Os dias seguintes foram difíceis. Senti falta do Rui — ou melhor, senti falta da ideia que tinha dele no início. Mas aos poucos fui recuperando o brilho nos olhos. Voltei a rir alto com Marta, passei fins-de-semana na praia com os meus primos e tirei fotografias por toda Lisboa.

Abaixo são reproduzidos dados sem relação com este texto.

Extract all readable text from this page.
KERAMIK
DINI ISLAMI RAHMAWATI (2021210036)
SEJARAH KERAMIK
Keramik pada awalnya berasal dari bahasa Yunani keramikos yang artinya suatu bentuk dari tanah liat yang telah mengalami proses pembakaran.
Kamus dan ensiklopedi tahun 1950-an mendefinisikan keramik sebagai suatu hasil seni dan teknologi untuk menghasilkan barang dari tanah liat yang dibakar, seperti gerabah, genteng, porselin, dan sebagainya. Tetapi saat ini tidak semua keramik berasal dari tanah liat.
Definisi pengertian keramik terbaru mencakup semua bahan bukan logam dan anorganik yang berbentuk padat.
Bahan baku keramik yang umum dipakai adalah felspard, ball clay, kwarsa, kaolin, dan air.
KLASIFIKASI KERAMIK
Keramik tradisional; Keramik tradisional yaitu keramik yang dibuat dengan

Recebi mensagens do Rui durante semanas: insultos misturados com pedidos de desculpa. Apaguei tudo sem responder.

Hoje olho para trás e vejo o quanto cresci desde então. Aprendi que amor não é sinónimo de dor nem de sacrifício constante. Aprendi a gostar de mim outra vez.

Às vezes pergunto-me: quantas mulheres vivem presas em relações assim? Quantas têm medo de dizer basta? E vocês… já tiveram coragem de escolher vocês próprios em vez do medo?